What Josiah Saw [Fantasia International Film Festival Review]

What Josiah Saw is one of those movies whose story is infused with human horror. It's not about monsters or aliens or demons. Well, okay, it is about demons, just the kind that are borne from trauma, not the kind that come from hell to possess people. The film, which had its world premiere at the 2021 Fantasia International Film Festival, has multiple plot strands that tie together in the end to deliver an emotionally harrowing finale guaranteed to give you chills.

Robert Patrick plays Josiah Graham, an abusive family patriarch who lives on an allegedly haunted farm with one of his three adult children, Thomas (Scott Haze). Thomas has some sort of developmental delays which are made worse by Josiah's weird old-school Bible-thumping ways. (A scene in which he forces his son to perform a sexual act in front of him as a bizarre form of penance is incredibly uncomfortable.) One night, Josiah has a vision that convinces him the entire clan needs to correct the sins of their collective past. He quickly gets Thomas on board with this idea.

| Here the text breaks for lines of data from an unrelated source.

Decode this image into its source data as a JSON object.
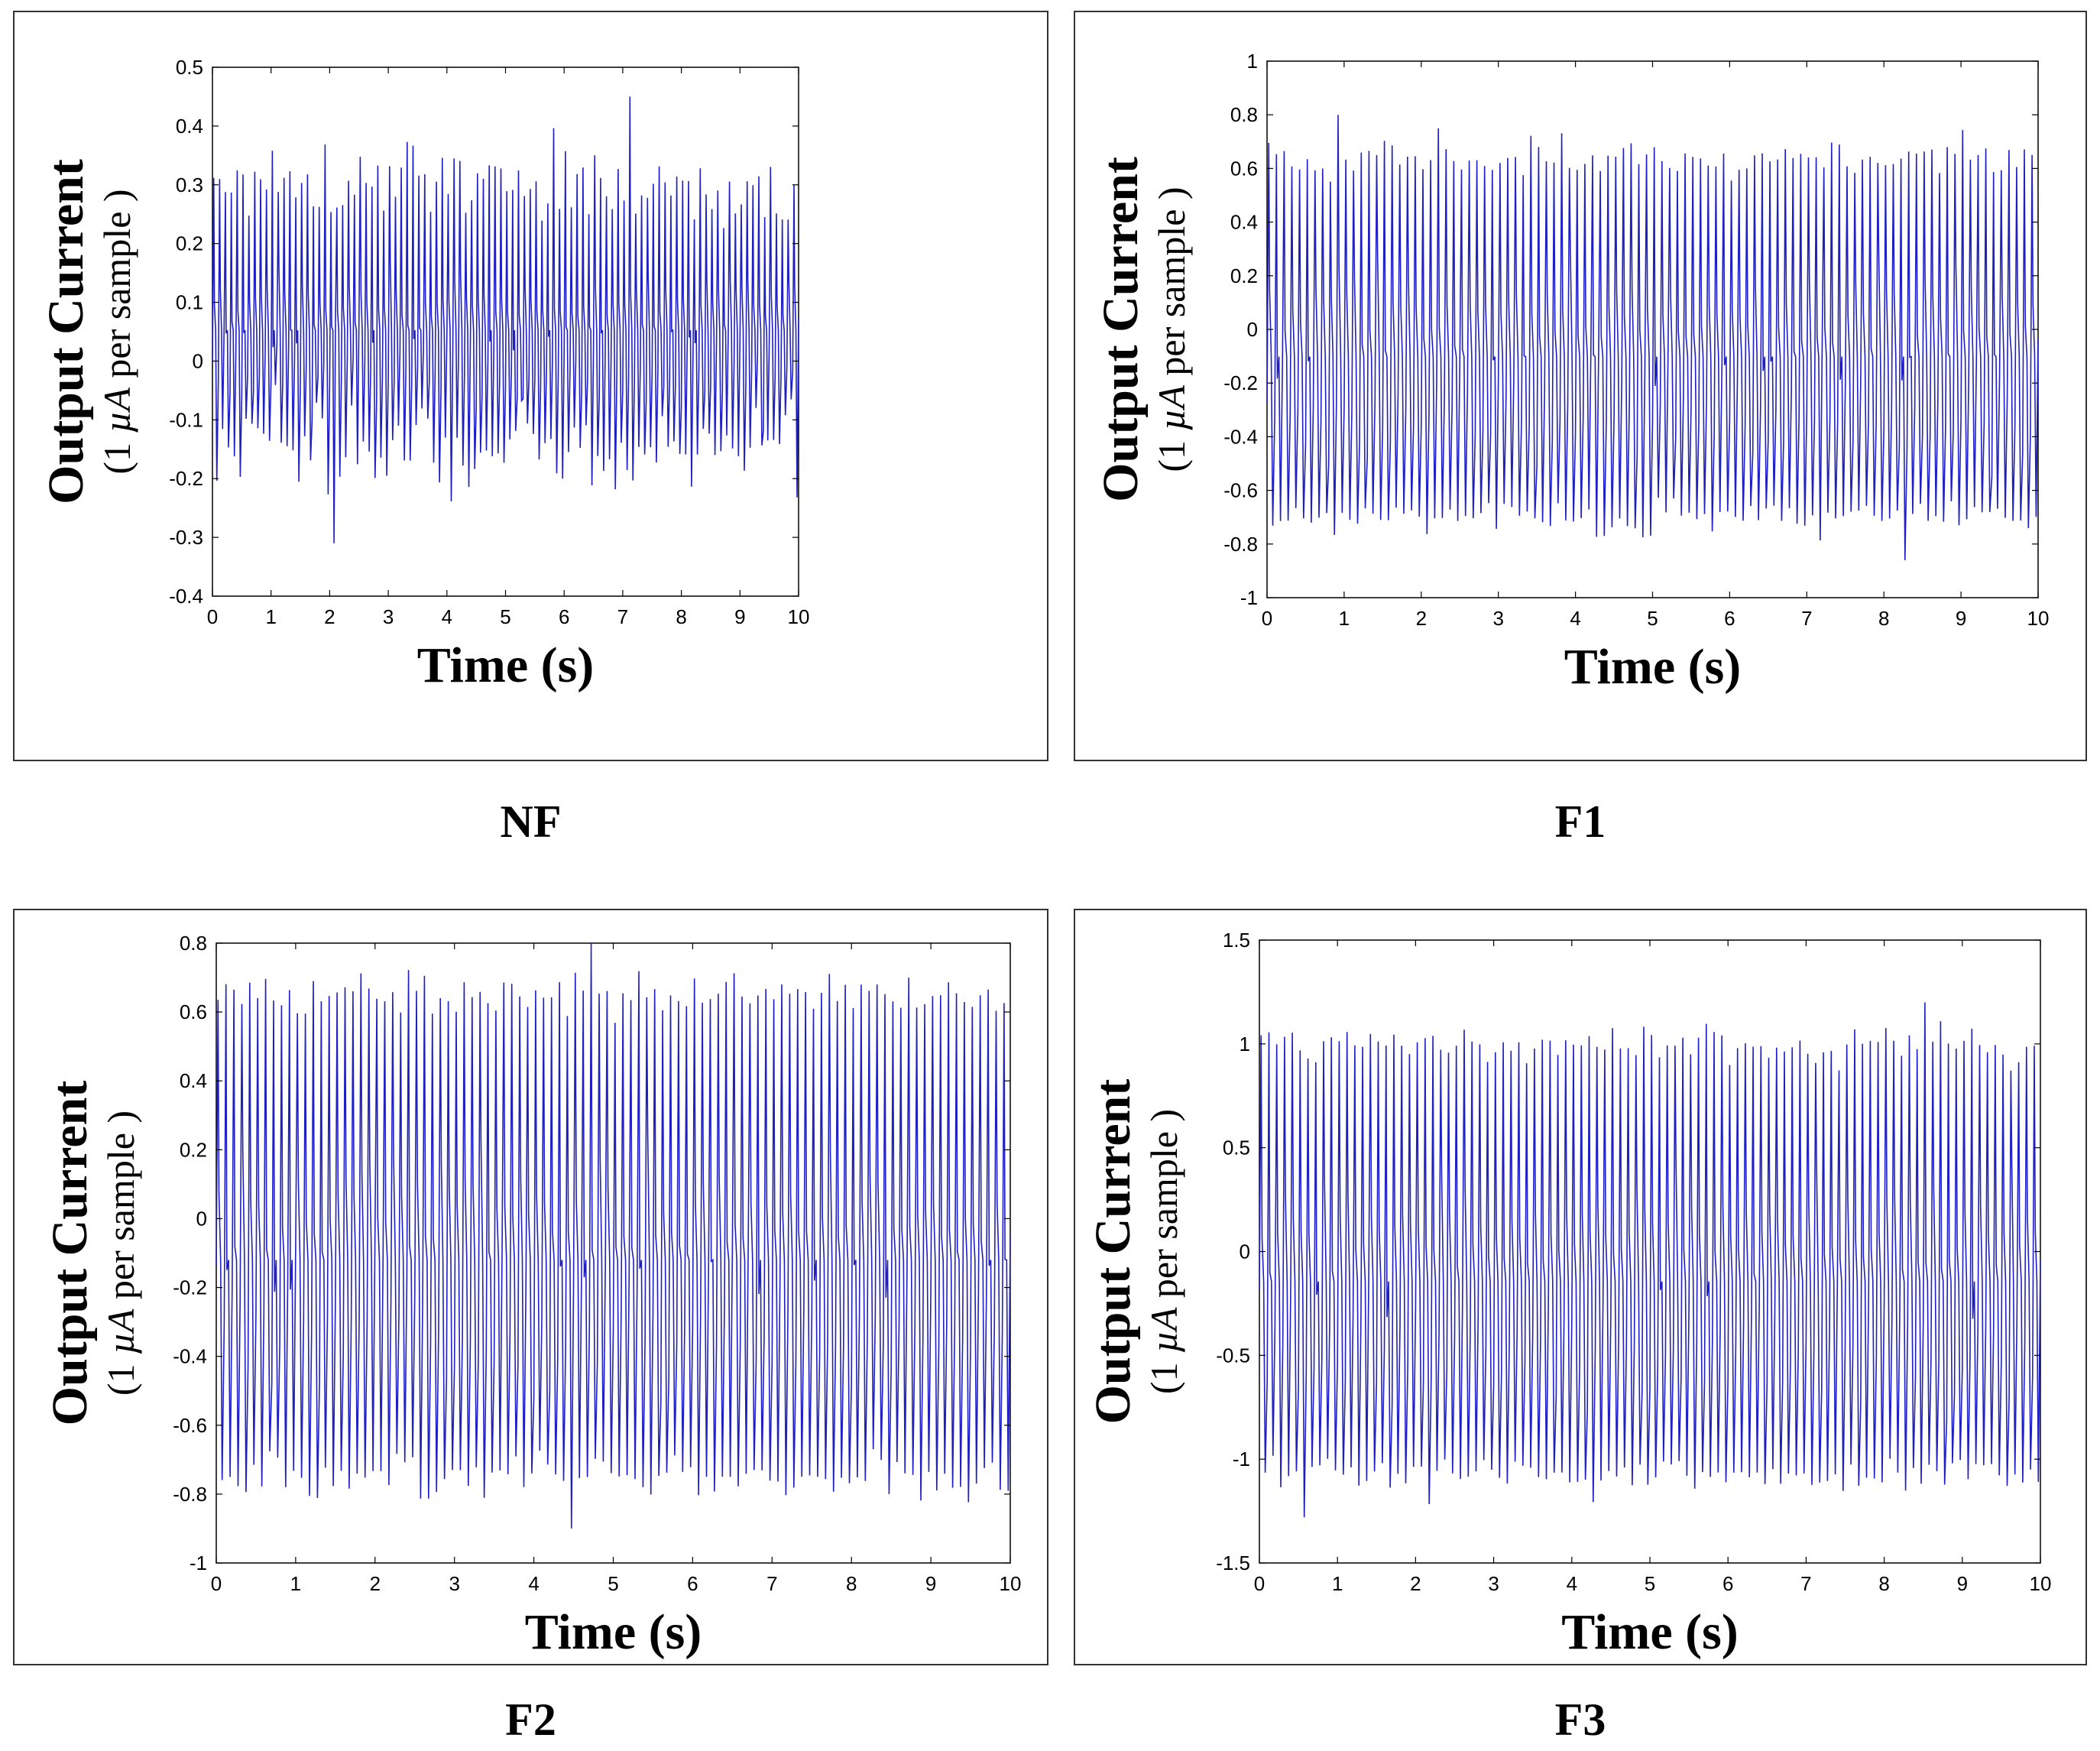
{
  "chart_data": [
    {
      "type": "line",
      "caption": "NF",
      "xlabel": "Time (s)",
      "ylabel_main": "Output Current",
      "ylabel_sub_open": "(1 ",
      "ylabel_sub_unit": "µA",
      "ylabel_sub_close": " per sample )",
      "xlim": [
        0,
        10
      ],
      "ylim": [
        -0.4,
        0.5
      ],
      "x_ticks": [
        0,
        1,
        2,
        3,
        4,
        5,
        6,
        7,
        8,
        9,
        10
      ],
      "y_ticks": [
        -0.4,
        -0.3,
        -0.2,
        -0.1,
        0,
        0.1,
        0.2,
        0.3,
        0.4,
        0.5
      ],
      "x_tick_labels": [
        "0",
        "1",
        "2",
        "3",
        "4",
        "5",
        "6",
        "7",
        "8",
        "9",
        "10"
      ],
      "y_tick_labels": [
        "-0.4",
        "-0.3",
        "-0.2",
        "-0.1",
        "0",
        "0.1",
        "0.2",
        "0.3",
        "0.4",
        "0.5"
      ],
      "series": [
        {
          "name": "output current",
          "color": "#1f1fc2",
          "cycles": 100,
          "peak_mean": 0.3,
          "trough_mean": -0.15,
          "max": 0.45,
          "min": -0.31
        }
      ]
    },
    {
      "type": "line",
      "caption": "F1",
      "xlabel": "Time (s)",
      "ylabel_main": "Output Current",
      "ylabel_sub_open": "(1 ",
      "ylabel_sub_unit": "µA",
      "ylabel_sub_close": " per sample )",
      "xlim": [
        0,
        10
      ],
      "ylim": [
        -1,
        1
      ],
      "x_ticks": [
        0,
        1,
        2,
        3,
        4,
        5,
        6,
        7,
        8,
        9,
        10
      ],
      "y_ticks": [
        -1,
        -0.8,
        -0.6,
        -0.4,
        -0.2,
        0,
        0.2,
        0.4,
        0.6,
        0.8,
        1
      ],
      "x_tick_labels": [
        "0",
        "1",
        "2",
        "3",
        "4",
        "5",
        "6",
        "7",
        "8",
        "9",
        "10"
      ],
      "y_tick_labels": [
        "-1",
        "-0.8",
        "-0.6",
        "-0.4",
        "-0.2",
        "0",
        "0.2",
        "0.4",
        "0.6",
        "0.8",
        "1"
      ],
      "series": [
        {
          "name": "output current",
          "color": "#1f1fc2",
          "cycles": 100,
          "peak_mean": 0.63,
          "trough_mean": -0.7,
          "max": 0.8,
          "min": -0.86
        }
      ]
    },
    {
      "type": "line",
      "caption": "F2",
      "xlabel": "Time (s)",
      "ylabel_main": "Output Current",
      "ylabel_sub_open": "(1 ",
      "ylabel_sub_unit": "µA",
      "ylabel_sub_close": " per sample )",
      "xlim": [
        0,
        10
      ],
      "ylim": [
        -1,
        0.8
      ],
      "x_ticks": [
        0,
        1,
        2,
        3,
        4,
        5,
        6,
        7,
        8,
        9,
        10
      ],
      "y_ticks": [
        -1,
        -0.8,
        -0.6,
        -0.4,
        -0.2,
        0,
        0.2,
        0.4,
        0.6,
        0.8
      ],
      "x_tick_labels": [
        "0",
        "1",
        "2",
        "3",
        "4",
        "5",
        "6",
        "7",
        "8",
        "9",
        "10"
      ],
      "y_tick_labels": [
        "-1",
        "-0.8",
        "-0.6",
        "-0.4",
        "-0.2",
        "0",
        "0.2",
        "0.4",
        "0.6",
        "0.8"
      ],
      "series": [
        {
          "name": "output current",
          "color": "#1f1fc2",
          "cycles": 100,
          "peak_mean": 0.65,
          "trough_mean": -0.75,
          "max": 0.8,
          "min": -0.9
        }
      ]
    },
    {
      "type": "line",
      "caption": "F3",
      "xlabel": "Time (s)",
      "ylabel_main": "Output Current",
      "ylabel_sub_open": "(1 ",
      "ylabel_sub_unit": "µA",
      "ylabel_sub_close": " per sample )",
      "xlim": [
        0,
        10
      ],
      "ylim": [
        -1.5,
        1.5
      ],
      "x_ticks": [
        0,
        1,
        2,
        3,
        4,
        5,
        6,
        7,
        8,
        9,
        10
      ],
      "y_ticks": [
        -1.5,
        -1,
        -0.5,
        0,
        0.5,
        1,
        1.5
      ],
      "x_tick_labels": [
        "0",
        "1",
        "2",
        "3",
        "4",
        "5",
        "6",
        "7",
        "8",
        "9",
        "10"
      ],
      "y_tick_labels": [
        "-1.5",
        "-1",
        "-0.5",
        "0",
        "0.5",
        "1",
        "1.5"
      ],
      "series": [
        {
          "name": "output current",
          "color": "#1f1fc2",
          "cycles": 100,
          "peak_mean": 1.0,
          "trough_mean": -1.08,
          "max": 1.2,
          "min": -1.28
        }
      ]
    }
  ]
}
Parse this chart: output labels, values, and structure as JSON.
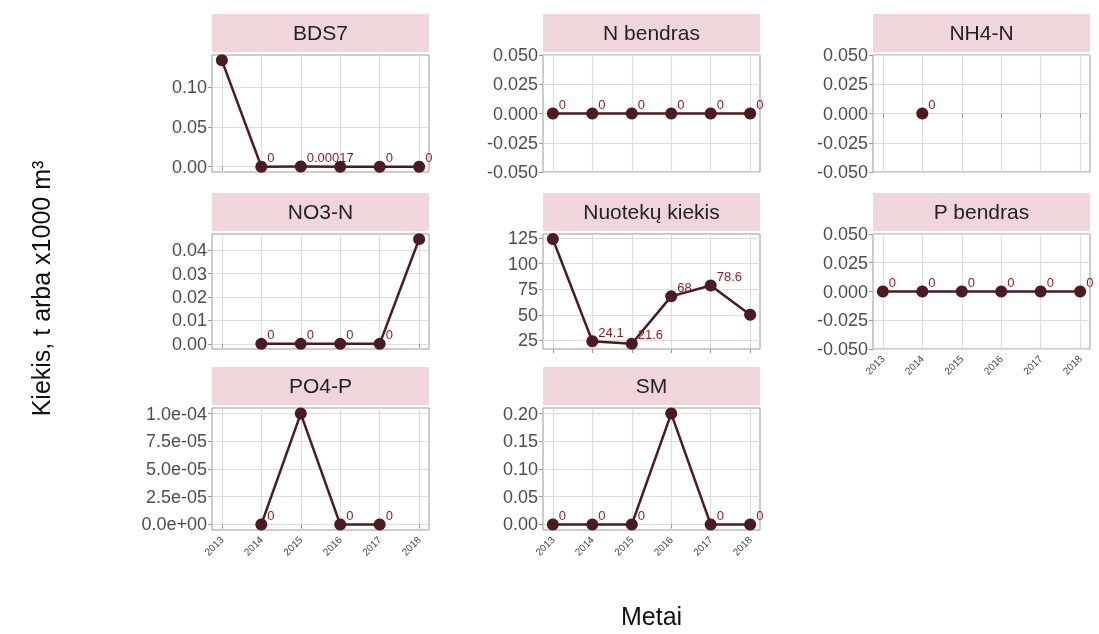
{
  "chart_data": [
    {
      "type": "line",
      "title": "BDS7",
      "x": [
        2013,
        2014,
        2015,
        2016,
        2017,
        2018
      ],
      "xlim": [
        2012.75,
        2018.25
      ],
      "xticks": [
        2013,
        2014,
        2015,
        2016,
        2017,
        2018
      ],
      "series": [
        {
          "color": "#4b1a22",
          "values": [
            0.134,
            0,
            0.00017,
            0,
            0,
            0
          ],
          "value_labels": [
            null,
            "0",
            "0.00017",
            null,
            "0",
            "0"
          ]
        }
      ],
      "ylim": [
        -0.0067,
        0.1407
      ],
      "yticks": [
        {
          "value": 0,
          "label": "0.00"
        },
        {
          "value": 0.05,
          "label": "0.05"
        },
        {
          "value": 0.1,
          "label": "0.10"
        }
      ],
      "grid": true,
      "marker": "circle",
      "line_style": "solid",
      "tick_labels": "y"
    },
    {
      "type": "line",
      "title": "N bendras",
      "x": [
        2013,
        2014,
        2015,
        2016,
        2017,
        2018
      ],
      "xlim": [
        2012.75,
        2018.25
      ],
      "xticks": [
        2013,
        2014,
        2015,
        2016,
        2017,
        2018
      ],
      "series": [
        {
          "color": "#4b1a22",
          "values": [
            0,
            0,
            0,
            0,
            0,
            0
          ],
          "value_labels": [
            "0",
            "0",
            "0",
            "0",
            "0",
            "0"
          ]
        }
      ],
      "ylim": [
        -0.05,
        0.05
      ],
      "yticks": [
        {
          "value": -0.05,
          "label": "-0.050"
        },
        {
          "value": -0.025,
          "label": "-0.025"
        },
        {
          "value": 0,
          "label": "0.000"
        },
        {
          "value": 0.025,
          "label": "0.025"
        },
        {
          "value": 0.05,
          "label": "0.050"
        }
      ],
      "grid": true,
      "marker": "circle",
      "line_style": "solid",
      "tick_labels": "y"
    },
    {
      "type": "line",
      "title": "NH4-N",
      "x": [
        2014
      ],
      "xlim": [
        2012.75,
        2018.25
      ],
      "xticks": [
        2013,
        2014,
        2015,
        2016,
        2017,
        2018
      ],
      "series": [
        {
          "color": "#4b1a22",
          "values": [
            0
          ],
          "value_labels": [
            "0"
          ]
        }
      ],
      "ylim": [
        -0.05,
        0.05
      ],
      "yticks": [
        {
          "value": -0.05,
          "label": "-0.050"
        },
        {
          "value": -0.025,
          "label": "-0.025"
        },
        {
          "value": 0,
          "label": "0.000"
        },
        {
          "value": 0.025,
          "label": "0.025"
        },
        {
          "value": 0.05,
          "label": "0.050"
        }
      ],
      "grid": true,
      "marker": "circle",
      "line_style": "solid",
      "tick_labels": "y"
    },
    {
      "type": "line",
      "title": "NO3-N",
      "ylabel": "Kiekis, t arba x1000 m³",
      "x": [
        2014,
        2015,
        2016,
        2017,
        2018
      ],
      "xlim": [
        2012.75,
        2018.25
      ],
      "xticks": [
        2013,
        2014,
        2015,
        2016,
        2017,
        2018
      ],
      "series": [
        {
          "color": "#4b1a22",
          "values": [
            0,
            0,
            0,
            0,
            0.0448
          ],
          "value_labels": [
            "0",
            "0",
            "0",
            "0",
            null
          ]
        }
      ],
      "ylim": [
        -0.0022,
        0.047
      ],
      "yticks": [
        {
          "value": 0,
          "label": "0.00"
        },
        {
          "value": 0.01,
          "label": "0.01"
        },
        {
          "value": 0.02,
          "label": "0.02"
        },
        {
          "value": 0.03,
          "label": "0.03"
        },
        {
          "value": 0.04,
          "label": "0.04"
        }
      ],
      "grid": true,
      "marker": "circle",
      "line_style": "solid",
      "tick_labels": "y"
    },
    {
      "type": "line",
      "title": "Nuotekų kiekis",
      "x": [
        2013,
        2014,
        2015,
        2016,
        2017,
        2018
      ],
      "xlim": [
        2012.75,
        2018.25
      ],
      "xticks": [
        2013,
        2014,
        2015,
        2016,
        2017,
        2018
      ],
      "series": [
        {
          "color": "#4b1a22",
          "values": [
            124,
            24.1,
            21.6,
            68,
            78.6,
            50
          ],
          "value_labels": [
            null,
            "24.1",
            "21.6",
            "68",
            "78.6",
            null
          ]
        }
      ],
      "ylim": [
        16.5,
        129
      ],
      "yticks": [
        25,
        50,
        75,
        100,
        125
      ],
      "grid": true,
      "marker": "circle",
      "line_style": "solid",
      "tick_labels": "y"
    },
    {
      "type": "line",
      "title": "P bendras",
      "x": [
        2013,
        2014,
        2015,
        2016,
        2017,
        2018
      ],
      "xlim": [
        2012.75,
        2018.25
      ],
      "xticks": [
        2013,
        2014,
        2015,
        2016,
        2017,
        2018
      ],
      "series": [
        {
          "color": "#4b1a22",
          "values": [
            0,
            0,
            0,
            0,
            0,
            0
          ],
          "value_labels": [
            "0",
            "0",
            "0",
            "0",
            "0",
            "0"
          ]
        }
      ],
      "ylim": [
        -0.05,
        0.05
      ],
      "yticks": [
        {
          "value": -0.05,
          "label": "-0.050"
        },
        {
          "value": -0.025,
          "label": "-0.025"
        },
        {
          "value": 0,
          "label": "0.000"
        },
        {
          "value": 0.025,
          "label": "0.025"
        },
        {
          "value": 0.05,
          "label": "0.050"
        }
      ],
      "grid": true,
      "marker": "circle",
      "line_style": "solid"
    },
    {
      "type": "line",
      "title": "PO4-P",
      "x": [
        2014,
        2015,
        2016,
        2017
      ],
      "xlim": [
        2012.75,
        2018.25
      ],
      "xticks": [
        2013,
        2014,
        2015,
        2016,
        2017,
        2018
      ],
      "series": [
        {
          "color": "#4b1a22",
          "values": [
            0,
            0.0001,
            0,
            0
          ],
          "value_labels": [
            "0",
            null,
            "0",
            "0"
          ]
        }
      ],
      "ylim": [
        -5e-06,
        0.000105
      ],
      "yticks": [
        {
          "value": 0,
          "label": "0.0e+00"
        },
        {
          "value": 2.5e-05,
          "label": "2.5e-05"
        },
        {
          "value": 5e-05,
          "label": "5.0e-05"
        },
        {
          "value": 7.5e-05,
          "label": "7.5e-05"
        },
        {
          "value": 0.0001,
          "label": "1.0e-04"
        }
      ],
      "grid": true,
      "marker": "circle",
      "line_style": "solid"
    },
    {
      "type": "line",
      "title": "SM",
      "xlabel": "Metai",
      "x": [
        2013,
        2014,
        2015,
        2016,
        2017,
        2018
      ],
      "xlim": [
        2012.75,
        2018.25
      ],
      "xticks": [
        2013,
        2014,
        2015,
        2016,
        2017,
        2018
      ],
      "series": [
        {
          "color": "#4b1a22",
          "values": [
            0,
            0,
            0,
            0.2,
            0,
            0
          ],
          "value_labels": [
            "0",
            "0",
            "0",
            null,
            "0",
            "0"
          ]
        }
      ],
      "ylim": [
        -0.01,
        0.21
      ],
      "yticks": [
        {
          "value": 0,
          "label": "0.00"
        },
        {
          "value": 0.05,
          "label": "0.05"
        },
        {
          "value": 0.1,
          "label": "0.10"
        },
        {
          "value": 0.15,
          "label": "0.15"
        },
        {
          "value": 0.2,
          "label": "0.20"
        }
      ],
      "grid": true,
      "marker": "circle",
      "line_style": "solid"
    }
  ]
}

Then the movie jumps to his other son Eli (Nick Stahl). He's an ex-con, forced to pay off a debt to a sleazy bar owner/criminal (Jake Weber) by accompanying two thugs to rob a group of gypsies. Things go wrong in ways he could never anticipate, sending him on the lam. He ends up at the suburban home of his sister Mary (Kelli Garner). She's married to Ross (Tony Hale) and they're thinking about adopting a child. At the same time, she continues to deal with the fallout from childhood sexual abuse. A company is looking to buy the farm, and Eli figures the cash could bail him out while allowing the whole family to get out from under its dark spell at the same time. He asks Mary to go along with that plan.

I don't want to give away how all these disparate elements fit together, but rest assured that they do. The final fifteen minutes of What Josiah Saw are a powder keg, as shocking family secrets come to the surface. In these concluding moments, we see the characters in a different light, understanding their personal traumas with much greater clarity. At its core, the movie is about the wide-ranging effects of abuse and how being subjected to it can impact a victim throughout their life.

Strong work from the entire cast keeps the admittedly tough material from feeling exploitative. Stahl, Garner, and Haze are very good at portraying the different ways the Graham children have been affected by – and have responded to – their father's various forms of abuse. As that father, Robert Patrick gives what may be the performance of his career. He's chilling, skillfully avoiding the usual bad guy clichés in favor of a nuanced turn as a badly damaged man who has damaged others in return.

What Josiah Saw is brutal to watch at times. And yet you somehow can't look away, either. That's the allure of this powerful, suspenseful film.

What Josiah Saw is unrated. but contains adult language, graphic violence, drug content, and sexuality/nudity. The running time is 2 hours.